The in-town rate now is 4 or 5 bucks. It was 50 cents per passenger when I drove cab in the summer of 1948.

There were still quite a few taxi’s operating as advertised in a 1957 phone book The Berkeley Taxi Service owned and operated by William Furlong, Jr., at 2 1/2 Broadway; Underhill’s at 80 Broadway;

Brundage taxi at 55 Main Street; Eight-0-Eight [the phone number] Taxi at 70 Broadway; Jim’s Taxi 11 Park Ave.; Arthur Bartlett 5 View Street; Riordan Taxi at 22 Broadway and Sporck’s Taxi at 23 Lake Flower Ave.

Two injured in Riverside Drive fire, 1937

“Both Mrs. Charles H. Roberts and J. A. Douglass, a fireman, suffered burns in an apartment fire at 41 Riverside Drive Saturday afternoon, Mrs. Roberts when the blaze started and Mr. Douglas in attempting to extinguish it.

“The fire, which blackened walls in the apartment, started as Mrs. Roberts was using an open pan of cleaning fluid, which exploded. Although she was burned about the face, hands and arms, she rushed to other apartments in the building, spreading the alarm.

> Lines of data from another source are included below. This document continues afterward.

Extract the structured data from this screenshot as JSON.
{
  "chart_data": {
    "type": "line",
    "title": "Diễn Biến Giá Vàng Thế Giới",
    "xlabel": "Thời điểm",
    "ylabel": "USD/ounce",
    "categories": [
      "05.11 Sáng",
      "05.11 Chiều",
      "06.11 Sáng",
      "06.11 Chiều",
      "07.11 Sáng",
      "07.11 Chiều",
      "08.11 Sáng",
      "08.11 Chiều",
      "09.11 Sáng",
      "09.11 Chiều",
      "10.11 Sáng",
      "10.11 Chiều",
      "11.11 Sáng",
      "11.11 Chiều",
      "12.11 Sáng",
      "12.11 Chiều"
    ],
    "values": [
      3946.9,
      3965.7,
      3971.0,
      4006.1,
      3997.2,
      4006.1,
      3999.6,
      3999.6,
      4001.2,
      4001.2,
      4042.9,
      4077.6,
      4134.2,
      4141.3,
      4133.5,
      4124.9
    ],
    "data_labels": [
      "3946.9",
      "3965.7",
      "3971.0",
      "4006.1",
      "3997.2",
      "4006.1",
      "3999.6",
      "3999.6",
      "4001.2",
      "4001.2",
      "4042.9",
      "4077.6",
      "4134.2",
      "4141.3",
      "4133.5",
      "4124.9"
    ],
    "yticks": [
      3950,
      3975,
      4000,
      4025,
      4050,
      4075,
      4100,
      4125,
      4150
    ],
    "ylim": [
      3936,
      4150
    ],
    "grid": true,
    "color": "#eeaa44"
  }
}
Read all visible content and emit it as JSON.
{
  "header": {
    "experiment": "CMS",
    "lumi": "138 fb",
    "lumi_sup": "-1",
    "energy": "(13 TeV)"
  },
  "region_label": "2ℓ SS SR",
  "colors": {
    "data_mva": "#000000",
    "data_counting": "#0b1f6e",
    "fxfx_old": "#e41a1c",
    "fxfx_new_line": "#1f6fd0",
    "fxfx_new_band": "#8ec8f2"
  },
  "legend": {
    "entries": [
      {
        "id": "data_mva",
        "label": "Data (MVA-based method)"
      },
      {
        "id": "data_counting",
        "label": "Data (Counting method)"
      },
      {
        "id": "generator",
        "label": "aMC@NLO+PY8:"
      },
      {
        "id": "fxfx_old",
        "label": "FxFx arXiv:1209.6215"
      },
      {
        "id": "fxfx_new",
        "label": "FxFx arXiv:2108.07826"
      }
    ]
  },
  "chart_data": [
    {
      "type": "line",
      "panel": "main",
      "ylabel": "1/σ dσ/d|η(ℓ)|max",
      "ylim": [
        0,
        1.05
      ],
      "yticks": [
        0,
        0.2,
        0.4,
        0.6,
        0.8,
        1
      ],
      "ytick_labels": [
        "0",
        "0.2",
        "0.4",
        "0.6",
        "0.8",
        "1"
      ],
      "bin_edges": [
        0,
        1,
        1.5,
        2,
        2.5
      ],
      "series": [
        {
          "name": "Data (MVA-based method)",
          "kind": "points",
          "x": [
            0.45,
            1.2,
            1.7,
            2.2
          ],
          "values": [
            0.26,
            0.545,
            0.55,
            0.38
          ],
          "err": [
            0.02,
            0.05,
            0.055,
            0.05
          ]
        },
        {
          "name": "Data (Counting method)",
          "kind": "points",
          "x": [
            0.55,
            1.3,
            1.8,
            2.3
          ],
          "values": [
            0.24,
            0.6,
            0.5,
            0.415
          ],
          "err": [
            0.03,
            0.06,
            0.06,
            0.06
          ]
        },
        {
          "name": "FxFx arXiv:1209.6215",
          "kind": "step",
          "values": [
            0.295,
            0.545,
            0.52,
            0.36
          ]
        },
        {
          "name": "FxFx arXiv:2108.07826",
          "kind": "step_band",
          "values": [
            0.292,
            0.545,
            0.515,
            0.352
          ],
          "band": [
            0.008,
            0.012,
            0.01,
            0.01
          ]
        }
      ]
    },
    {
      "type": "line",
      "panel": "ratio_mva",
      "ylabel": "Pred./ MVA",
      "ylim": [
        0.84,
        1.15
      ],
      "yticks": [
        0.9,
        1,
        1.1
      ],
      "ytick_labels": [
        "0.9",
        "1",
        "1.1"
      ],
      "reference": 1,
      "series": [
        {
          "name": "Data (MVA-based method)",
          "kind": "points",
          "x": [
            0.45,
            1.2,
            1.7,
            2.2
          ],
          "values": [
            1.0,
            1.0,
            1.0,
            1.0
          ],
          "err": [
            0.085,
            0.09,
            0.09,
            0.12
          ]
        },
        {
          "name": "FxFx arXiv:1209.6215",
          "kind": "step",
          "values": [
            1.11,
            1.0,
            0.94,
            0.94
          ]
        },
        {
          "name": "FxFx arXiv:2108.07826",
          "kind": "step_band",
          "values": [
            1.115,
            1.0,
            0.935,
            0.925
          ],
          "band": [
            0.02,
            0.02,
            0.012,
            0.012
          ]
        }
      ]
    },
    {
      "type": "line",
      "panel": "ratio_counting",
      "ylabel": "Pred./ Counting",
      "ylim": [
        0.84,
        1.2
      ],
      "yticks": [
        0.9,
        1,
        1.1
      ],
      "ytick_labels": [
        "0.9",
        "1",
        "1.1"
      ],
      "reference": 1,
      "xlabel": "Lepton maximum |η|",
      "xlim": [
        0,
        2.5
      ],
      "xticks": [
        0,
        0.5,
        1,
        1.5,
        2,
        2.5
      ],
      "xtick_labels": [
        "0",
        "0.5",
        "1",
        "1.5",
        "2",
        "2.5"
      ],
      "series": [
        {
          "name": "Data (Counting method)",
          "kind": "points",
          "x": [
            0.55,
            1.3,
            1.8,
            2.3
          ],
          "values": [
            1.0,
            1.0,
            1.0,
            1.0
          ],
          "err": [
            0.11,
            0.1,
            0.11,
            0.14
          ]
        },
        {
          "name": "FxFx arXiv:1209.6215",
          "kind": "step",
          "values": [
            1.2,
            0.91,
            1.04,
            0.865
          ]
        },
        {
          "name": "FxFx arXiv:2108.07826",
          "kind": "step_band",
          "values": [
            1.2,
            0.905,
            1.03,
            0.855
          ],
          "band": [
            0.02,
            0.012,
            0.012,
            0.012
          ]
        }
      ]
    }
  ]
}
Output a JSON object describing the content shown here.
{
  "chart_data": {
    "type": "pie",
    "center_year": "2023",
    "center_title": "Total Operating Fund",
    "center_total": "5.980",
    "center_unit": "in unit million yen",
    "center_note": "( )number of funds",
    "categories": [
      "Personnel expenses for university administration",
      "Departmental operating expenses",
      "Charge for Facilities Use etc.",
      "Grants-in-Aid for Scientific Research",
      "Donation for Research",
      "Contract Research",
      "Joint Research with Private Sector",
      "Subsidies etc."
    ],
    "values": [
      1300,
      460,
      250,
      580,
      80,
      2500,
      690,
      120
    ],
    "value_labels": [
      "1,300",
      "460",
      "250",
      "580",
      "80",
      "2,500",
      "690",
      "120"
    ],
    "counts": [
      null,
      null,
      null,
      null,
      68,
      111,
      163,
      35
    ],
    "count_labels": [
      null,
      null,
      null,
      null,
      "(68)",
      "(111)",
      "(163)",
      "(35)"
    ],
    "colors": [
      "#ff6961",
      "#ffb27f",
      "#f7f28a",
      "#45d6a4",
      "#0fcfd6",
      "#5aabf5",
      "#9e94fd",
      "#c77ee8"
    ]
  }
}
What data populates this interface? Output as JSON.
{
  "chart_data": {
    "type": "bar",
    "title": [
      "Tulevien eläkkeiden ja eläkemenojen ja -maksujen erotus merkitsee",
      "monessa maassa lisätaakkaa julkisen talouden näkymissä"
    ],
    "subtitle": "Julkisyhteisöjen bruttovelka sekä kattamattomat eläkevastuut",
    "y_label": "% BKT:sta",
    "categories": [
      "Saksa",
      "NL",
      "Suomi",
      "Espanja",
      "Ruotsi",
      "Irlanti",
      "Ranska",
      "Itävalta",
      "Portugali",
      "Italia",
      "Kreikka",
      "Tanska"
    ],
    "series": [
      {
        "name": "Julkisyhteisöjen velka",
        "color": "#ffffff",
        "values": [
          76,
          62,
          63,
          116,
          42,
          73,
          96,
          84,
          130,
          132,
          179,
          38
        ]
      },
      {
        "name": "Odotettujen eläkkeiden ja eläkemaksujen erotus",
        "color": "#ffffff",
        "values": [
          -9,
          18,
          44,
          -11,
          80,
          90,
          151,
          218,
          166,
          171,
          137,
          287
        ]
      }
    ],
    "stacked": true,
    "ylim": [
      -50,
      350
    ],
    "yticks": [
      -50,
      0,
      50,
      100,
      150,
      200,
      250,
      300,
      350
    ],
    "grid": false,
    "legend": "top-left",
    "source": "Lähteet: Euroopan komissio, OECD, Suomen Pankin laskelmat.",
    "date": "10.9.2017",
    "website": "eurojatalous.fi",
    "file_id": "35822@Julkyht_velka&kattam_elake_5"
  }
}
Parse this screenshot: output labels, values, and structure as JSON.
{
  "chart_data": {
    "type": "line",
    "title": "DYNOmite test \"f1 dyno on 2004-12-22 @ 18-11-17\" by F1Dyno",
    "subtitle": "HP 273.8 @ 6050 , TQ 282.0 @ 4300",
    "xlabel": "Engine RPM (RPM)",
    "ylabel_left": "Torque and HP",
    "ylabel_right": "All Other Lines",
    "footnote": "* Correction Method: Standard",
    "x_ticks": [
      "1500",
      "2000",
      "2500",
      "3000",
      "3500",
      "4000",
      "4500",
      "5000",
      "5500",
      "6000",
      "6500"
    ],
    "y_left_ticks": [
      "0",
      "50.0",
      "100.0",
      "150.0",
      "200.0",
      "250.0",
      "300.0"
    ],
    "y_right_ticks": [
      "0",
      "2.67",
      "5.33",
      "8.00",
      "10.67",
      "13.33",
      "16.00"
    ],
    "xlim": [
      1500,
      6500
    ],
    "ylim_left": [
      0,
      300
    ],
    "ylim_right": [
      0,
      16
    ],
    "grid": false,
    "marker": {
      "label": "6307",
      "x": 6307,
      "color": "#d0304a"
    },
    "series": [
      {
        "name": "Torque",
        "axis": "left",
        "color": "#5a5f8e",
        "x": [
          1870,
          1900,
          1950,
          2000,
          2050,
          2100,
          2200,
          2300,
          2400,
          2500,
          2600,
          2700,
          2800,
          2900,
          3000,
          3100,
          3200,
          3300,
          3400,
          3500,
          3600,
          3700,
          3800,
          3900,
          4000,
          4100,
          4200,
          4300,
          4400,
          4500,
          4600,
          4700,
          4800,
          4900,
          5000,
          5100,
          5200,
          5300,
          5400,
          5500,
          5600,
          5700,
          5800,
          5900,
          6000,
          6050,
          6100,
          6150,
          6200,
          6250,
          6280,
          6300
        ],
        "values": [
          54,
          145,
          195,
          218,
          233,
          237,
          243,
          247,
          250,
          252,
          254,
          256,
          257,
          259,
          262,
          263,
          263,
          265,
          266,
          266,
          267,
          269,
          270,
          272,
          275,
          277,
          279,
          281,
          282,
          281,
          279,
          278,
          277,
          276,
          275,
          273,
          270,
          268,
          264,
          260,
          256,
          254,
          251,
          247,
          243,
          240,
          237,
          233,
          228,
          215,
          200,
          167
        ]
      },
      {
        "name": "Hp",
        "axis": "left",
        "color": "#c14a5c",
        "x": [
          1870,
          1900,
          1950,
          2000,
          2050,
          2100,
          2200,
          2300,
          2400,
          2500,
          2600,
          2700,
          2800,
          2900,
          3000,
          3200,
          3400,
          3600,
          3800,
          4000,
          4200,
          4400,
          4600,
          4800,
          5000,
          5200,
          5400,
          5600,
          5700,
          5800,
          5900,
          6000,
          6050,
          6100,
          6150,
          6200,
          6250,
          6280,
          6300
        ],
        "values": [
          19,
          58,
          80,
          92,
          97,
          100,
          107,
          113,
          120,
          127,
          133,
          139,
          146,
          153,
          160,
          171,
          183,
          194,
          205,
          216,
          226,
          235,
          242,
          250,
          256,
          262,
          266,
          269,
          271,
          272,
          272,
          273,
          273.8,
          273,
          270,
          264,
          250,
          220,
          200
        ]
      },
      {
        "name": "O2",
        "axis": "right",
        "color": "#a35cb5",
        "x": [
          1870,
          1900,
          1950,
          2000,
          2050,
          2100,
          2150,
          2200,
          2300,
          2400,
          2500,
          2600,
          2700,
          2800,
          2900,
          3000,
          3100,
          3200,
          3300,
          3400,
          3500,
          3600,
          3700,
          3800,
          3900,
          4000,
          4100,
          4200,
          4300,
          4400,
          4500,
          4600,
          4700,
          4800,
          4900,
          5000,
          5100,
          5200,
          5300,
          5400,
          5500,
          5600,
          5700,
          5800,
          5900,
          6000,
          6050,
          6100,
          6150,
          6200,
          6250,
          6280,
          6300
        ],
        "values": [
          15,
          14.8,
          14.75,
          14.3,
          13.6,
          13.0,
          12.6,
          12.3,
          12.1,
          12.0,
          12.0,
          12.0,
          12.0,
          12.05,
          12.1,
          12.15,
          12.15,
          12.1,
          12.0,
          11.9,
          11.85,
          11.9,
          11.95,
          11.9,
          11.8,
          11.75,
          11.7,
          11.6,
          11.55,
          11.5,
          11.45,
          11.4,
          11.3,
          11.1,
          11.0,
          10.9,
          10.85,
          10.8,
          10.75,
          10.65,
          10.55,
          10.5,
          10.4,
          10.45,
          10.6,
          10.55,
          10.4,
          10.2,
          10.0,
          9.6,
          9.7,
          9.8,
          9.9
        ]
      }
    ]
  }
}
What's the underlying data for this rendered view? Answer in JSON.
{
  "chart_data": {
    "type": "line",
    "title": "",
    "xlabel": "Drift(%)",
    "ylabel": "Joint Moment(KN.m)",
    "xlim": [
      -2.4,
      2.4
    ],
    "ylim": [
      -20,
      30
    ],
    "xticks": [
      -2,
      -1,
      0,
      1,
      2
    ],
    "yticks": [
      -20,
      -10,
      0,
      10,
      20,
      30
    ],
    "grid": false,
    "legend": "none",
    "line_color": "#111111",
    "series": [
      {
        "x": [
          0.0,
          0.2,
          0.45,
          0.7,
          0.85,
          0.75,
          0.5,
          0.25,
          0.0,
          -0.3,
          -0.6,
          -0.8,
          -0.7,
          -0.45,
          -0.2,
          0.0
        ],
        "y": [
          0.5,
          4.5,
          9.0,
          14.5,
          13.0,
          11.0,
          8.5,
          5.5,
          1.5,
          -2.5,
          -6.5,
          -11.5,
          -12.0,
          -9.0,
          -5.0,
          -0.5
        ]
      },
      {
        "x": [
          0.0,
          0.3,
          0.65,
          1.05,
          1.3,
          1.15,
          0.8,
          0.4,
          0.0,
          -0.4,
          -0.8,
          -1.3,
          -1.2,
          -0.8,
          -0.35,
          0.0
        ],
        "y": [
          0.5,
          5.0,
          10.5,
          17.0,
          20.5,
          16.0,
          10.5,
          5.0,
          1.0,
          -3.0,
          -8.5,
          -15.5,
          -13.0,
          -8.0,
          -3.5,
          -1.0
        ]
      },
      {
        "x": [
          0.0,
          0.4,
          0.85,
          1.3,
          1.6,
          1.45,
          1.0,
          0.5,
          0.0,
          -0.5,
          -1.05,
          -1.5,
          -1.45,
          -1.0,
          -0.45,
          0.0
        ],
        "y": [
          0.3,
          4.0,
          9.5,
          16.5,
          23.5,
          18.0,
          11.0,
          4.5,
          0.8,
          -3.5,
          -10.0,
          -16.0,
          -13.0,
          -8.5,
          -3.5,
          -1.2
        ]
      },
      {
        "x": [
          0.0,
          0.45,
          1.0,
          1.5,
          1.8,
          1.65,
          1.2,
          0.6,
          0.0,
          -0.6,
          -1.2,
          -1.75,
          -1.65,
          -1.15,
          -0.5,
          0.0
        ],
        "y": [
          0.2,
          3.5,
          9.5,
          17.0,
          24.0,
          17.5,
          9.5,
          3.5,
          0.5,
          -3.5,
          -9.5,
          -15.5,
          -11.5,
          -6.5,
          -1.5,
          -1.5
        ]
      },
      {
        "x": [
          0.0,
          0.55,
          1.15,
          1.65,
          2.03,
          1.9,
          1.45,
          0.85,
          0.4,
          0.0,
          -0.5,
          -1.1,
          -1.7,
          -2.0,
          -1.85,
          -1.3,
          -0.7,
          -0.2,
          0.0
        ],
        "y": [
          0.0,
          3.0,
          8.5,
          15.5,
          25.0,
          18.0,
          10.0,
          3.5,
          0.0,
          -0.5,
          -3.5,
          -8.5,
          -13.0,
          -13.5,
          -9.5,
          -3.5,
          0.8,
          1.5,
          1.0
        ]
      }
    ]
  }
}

“Mr. Douglas suffered burns about the head and face as he, with other firemen, attempted to enter the blazing room. The fire was brought under control by use of chemicals.

“Mrs. Roberts, who is secretary to William G. Distin, is under the care of Dr. John R. Murphy.”

Speculator crash, May 17, 1937

“Failing to make the sharp Lake Flower Avenue curve near the Freeman Baker boat landing [now Fogarty’s] property, Max Kennedy, 23, of Lake Placid, early yesterday morning drove a heavy sedan through a 15-foot-wide marsh, over a 3-foot embankment and crashed into the porch of Christian Sporck’s home, overturning the car.

“Kennedy, the son of Mr. and Mrs. Hugh Kennedy, of 444 Main St., Lake Placid, is in General Hospital recovering from his injuries. His condition was reported as ‘fair’ this morning by hospital officials who stated that the full extent of his injuries was still undetermined.

“The youth was driving a large sedan registered to Mrs. Daisy Reiss, 50 Hillcrest Ave., Lake Placid, police say. The car was practically demolished in the crash.

“Kennedy is believed to be coming from Lake Placid into the village at a high rate of speed, when he failed to successfully make the curve. Only an object moving at considerable speed could cross the water, climb the bank and rip out four posts on the porch, as the car did, police say.

“The young driver was taken to the hospital by Mr. Sporck, who was awakened by the crash, as were many others in the immediate vicinity of the accident.”

(Editor’s note: The column from May 24 “Saranac?Lake as an art center” was mistakenly run again, as it originally ran April 19.)